An SGR passenger locomotive engine pulls passenger wagons from Mombasa in 2017. [File, Standard]

China Road and Bridge Corporation (CRBC) splashed over Sh1.3 billion on maintaining five Kenya Railways engineers supervising the construction of the Standard Gauge Railway, tender documents show.

Among the items bought for the five, together with their helpers who were also Kenya Railways Corporation (KRC) staff, were fat allowances, mobile phones and airtime.

Housing and offices for the engineers was budgeted at Sh544 million besides the personal remuneration in the country's biggest infrastructure project yet.

Collectively, the engineers attached to the five camps along the different sections were provided with Sh385 million that would cover overtime and supervision costs.

Ordinarily, seconded employees would still be on their usual salaries from their employer.

Tender documents for the Sh372 billion-worth line connecting Mombasa and Nairobi have provided a rare peak into the costing of the controversial project.

Nduva Muli, the then KRC Managing Director, entered two contracts with the Chinese contractor in July and October 2012 for Sh220 billion and $1.15 billion (Sh115 billion), respectively, which were then collectively worth Sh316 billion.

The documents, which have been under lock and key, have surfaced in a petition filed by rights activist Okiya Omtatah at the Court of Appeal.

He has petitioned the court to declare the two tenders awarded for the construction of the line and the other for supply of rolling stock irregular.

Further, Omtatah is praying for the judges to rule that the loans taken to fund the SGR be recovered from the individuals who negotiated the loans and not from the Exchequer.

He has cited various incidents where the costs were overly inflated in the bill of quantities (BQs) used by CRBC in the tendering process.

It is in the BQs where the anticipated costs worth Sh1.3 billion for maintaining the supervising engineers is captured.

The single largest cost item worth Sh72 million was budgeted for the payment of “attendant staff” of the engineers, possibly in salaries or allowances.

CRBC planned to spend some Sh42.9 million on “payment of overtime to the engineer’s junior staff”.

The contractor also budgeted another Sh30 million in lump sum pay to engineers as superintendence costs and a further Sh30 million to cover miscellaneous expenses.

That is beside a further Sh7.6 million, which would be set aside to pay for temporary accommodation, likely in instances when they cannot make it to the provided houses in the camps for the night.

Construction of the SGR was done in sections over the 480-kilometre stretch with different teams, each with a supervising engineer from KRC, working on the respective parts.

Engineers were allowed a host of staff, including drivers for the 4X4 pick-up trucks they were assigned and trainees.

CRBC planned a Sh12 million kitty from where the allowances of trainee counterpart from KRC or any other relevant government officer would be paid from.

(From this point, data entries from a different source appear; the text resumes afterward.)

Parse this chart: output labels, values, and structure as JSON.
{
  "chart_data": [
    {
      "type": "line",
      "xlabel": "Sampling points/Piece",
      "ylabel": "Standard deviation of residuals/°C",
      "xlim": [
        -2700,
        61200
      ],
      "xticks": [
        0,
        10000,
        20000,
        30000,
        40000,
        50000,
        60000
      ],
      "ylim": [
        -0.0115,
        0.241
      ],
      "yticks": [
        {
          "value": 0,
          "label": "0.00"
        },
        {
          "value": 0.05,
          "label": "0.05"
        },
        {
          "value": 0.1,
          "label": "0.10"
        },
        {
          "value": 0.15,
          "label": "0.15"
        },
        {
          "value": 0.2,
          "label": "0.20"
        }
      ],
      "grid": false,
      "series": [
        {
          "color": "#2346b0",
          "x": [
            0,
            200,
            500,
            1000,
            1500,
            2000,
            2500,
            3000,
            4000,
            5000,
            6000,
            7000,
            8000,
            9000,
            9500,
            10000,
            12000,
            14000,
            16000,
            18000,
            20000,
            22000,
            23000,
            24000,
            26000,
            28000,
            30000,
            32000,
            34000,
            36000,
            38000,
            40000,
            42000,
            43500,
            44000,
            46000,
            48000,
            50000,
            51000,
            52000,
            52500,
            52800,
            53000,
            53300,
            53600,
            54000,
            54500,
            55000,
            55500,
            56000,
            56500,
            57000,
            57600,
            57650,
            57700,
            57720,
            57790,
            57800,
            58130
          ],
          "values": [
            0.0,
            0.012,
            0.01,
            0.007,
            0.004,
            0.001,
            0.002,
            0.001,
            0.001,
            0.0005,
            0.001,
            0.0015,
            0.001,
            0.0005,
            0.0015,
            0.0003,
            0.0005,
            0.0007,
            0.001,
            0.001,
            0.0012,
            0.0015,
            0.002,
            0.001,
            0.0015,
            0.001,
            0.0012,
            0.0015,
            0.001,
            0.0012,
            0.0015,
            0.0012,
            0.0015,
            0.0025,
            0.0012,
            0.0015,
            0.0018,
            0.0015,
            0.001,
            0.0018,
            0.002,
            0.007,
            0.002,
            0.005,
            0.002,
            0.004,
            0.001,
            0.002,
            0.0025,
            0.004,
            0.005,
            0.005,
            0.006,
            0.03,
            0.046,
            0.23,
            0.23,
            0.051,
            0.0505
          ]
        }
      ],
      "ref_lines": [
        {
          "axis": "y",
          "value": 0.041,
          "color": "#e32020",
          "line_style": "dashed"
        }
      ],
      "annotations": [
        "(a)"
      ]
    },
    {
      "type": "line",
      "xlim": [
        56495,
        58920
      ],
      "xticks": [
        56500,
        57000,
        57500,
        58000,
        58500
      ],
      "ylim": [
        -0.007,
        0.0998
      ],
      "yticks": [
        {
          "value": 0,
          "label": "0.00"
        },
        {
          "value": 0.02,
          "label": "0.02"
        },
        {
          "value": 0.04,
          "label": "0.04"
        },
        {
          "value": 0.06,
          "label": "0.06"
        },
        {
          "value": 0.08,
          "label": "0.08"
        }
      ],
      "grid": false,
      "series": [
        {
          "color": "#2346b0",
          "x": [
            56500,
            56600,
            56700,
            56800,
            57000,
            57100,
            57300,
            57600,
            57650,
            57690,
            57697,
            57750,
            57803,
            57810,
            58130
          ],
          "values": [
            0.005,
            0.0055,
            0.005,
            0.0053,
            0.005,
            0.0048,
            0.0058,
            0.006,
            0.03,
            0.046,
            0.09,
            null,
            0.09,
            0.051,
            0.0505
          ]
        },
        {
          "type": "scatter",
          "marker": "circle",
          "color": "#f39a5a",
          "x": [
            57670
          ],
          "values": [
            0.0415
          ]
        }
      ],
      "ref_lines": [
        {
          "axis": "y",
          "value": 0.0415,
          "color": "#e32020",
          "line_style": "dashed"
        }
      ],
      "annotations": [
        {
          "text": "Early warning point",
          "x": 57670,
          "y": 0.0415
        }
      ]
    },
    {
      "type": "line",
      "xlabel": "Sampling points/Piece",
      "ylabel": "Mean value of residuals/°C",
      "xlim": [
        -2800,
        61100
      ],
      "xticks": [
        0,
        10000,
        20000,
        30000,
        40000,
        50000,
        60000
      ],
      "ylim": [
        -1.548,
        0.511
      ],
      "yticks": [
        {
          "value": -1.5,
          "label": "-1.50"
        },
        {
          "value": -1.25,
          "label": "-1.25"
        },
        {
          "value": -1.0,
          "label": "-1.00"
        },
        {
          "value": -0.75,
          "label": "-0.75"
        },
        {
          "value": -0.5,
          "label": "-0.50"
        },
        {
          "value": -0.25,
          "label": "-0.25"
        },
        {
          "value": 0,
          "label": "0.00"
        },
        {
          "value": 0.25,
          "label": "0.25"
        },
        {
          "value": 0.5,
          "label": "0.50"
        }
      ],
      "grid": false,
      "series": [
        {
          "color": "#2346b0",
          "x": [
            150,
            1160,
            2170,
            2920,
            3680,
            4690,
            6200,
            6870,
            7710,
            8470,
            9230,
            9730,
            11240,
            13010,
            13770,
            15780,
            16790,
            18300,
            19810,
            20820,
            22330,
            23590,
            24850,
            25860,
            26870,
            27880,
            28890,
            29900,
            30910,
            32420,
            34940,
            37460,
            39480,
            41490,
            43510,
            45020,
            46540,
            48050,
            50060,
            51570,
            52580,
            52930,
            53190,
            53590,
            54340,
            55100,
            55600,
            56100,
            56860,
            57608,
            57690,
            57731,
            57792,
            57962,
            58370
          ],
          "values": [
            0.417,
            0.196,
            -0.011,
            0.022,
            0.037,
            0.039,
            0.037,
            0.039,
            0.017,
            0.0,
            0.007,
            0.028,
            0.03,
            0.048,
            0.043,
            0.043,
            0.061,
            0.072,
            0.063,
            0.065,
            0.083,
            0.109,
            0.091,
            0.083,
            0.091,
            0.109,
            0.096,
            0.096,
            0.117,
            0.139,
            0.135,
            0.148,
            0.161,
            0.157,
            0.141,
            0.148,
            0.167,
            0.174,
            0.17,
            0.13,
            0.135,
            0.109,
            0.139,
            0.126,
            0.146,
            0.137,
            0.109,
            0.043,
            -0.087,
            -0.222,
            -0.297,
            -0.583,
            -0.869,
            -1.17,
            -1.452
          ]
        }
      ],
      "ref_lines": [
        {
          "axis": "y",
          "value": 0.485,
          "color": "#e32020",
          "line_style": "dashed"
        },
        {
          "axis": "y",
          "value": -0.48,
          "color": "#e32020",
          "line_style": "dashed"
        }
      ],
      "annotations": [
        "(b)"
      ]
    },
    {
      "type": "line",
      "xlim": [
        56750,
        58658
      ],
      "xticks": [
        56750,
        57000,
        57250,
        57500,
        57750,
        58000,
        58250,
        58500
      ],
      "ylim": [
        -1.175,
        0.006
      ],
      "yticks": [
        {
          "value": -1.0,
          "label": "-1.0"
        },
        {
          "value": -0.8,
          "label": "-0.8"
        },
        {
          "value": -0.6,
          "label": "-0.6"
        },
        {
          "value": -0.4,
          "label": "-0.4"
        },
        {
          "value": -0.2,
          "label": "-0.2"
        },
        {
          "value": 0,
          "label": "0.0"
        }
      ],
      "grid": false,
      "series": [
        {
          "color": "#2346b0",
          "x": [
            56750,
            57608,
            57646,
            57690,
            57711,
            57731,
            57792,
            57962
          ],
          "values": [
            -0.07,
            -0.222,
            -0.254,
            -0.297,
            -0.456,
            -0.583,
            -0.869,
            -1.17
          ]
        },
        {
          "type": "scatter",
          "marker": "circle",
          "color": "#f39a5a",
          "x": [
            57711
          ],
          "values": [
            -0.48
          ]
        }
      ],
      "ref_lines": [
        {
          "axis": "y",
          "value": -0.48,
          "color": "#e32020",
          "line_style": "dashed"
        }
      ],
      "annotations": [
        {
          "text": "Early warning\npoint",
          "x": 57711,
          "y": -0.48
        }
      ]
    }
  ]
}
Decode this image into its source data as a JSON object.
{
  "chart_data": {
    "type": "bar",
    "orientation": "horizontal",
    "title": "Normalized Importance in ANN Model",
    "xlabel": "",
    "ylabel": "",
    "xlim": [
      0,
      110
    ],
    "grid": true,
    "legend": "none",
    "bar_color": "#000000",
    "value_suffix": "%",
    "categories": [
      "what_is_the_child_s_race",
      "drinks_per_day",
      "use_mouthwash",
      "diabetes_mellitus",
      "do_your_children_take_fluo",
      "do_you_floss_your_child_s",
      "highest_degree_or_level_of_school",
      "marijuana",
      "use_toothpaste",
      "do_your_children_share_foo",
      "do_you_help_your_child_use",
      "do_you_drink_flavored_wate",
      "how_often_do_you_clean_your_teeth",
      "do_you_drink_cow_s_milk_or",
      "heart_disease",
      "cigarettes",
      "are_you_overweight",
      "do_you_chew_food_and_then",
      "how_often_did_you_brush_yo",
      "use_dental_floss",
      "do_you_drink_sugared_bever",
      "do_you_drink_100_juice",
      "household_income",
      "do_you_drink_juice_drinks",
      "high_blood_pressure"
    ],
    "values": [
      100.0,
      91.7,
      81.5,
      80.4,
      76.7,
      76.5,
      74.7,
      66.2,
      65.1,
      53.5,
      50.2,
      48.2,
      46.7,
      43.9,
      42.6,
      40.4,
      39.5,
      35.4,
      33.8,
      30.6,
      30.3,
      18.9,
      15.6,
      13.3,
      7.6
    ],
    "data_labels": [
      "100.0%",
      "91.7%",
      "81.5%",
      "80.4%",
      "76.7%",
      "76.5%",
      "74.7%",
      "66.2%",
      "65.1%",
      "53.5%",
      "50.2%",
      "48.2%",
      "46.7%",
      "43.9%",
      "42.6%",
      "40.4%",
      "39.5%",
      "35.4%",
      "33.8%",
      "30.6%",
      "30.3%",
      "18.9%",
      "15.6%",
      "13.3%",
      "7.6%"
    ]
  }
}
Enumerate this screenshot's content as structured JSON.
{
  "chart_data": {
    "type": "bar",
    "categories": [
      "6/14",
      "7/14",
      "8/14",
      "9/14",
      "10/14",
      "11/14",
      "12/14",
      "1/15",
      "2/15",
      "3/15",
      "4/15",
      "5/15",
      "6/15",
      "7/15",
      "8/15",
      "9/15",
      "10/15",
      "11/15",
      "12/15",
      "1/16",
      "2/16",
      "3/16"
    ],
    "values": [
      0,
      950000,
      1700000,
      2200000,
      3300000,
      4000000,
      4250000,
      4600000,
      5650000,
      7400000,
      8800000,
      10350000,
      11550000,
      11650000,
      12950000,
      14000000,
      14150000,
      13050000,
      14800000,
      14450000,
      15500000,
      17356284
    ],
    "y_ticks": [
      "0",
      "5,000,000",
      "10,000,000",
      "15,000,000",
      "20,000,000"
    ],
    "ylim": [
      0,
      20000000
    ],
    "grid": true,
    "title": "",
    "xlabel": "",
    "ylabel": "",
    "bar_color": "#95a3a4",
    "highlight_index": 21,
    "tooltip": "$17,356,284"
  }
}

Telephone costs for the engineers were budgeted at Sh5 million, including 20 mobile phones each costing Sh50,000, fixed telephone lines to their residences on site connected at Sh120,000 and the Sh3.6 million in airtime.

Residences for the KRC staff were constructed from a budget of nearly Sh200 million, with the senior-most temporary officials’ homes built at Sh3 million. Monthly maintenance costs for the accommodation of the engineers’ home was projected at Sh12,274.

It is unclear what the maintenance costs of the residences would include but might consist of cleaning and housekeeping.

A total of Sh48 million was budgeted for maintenance of the KRC staff accommodation for the period of the railway construction.

Costs of keeping the supervising engineers on site are among the outstanding cost items in the tender documents, which also show that CRBC would build a 60-cubic-metre water tank at Sh4.8 million and purchase washing machines at Sh160,000 apiece.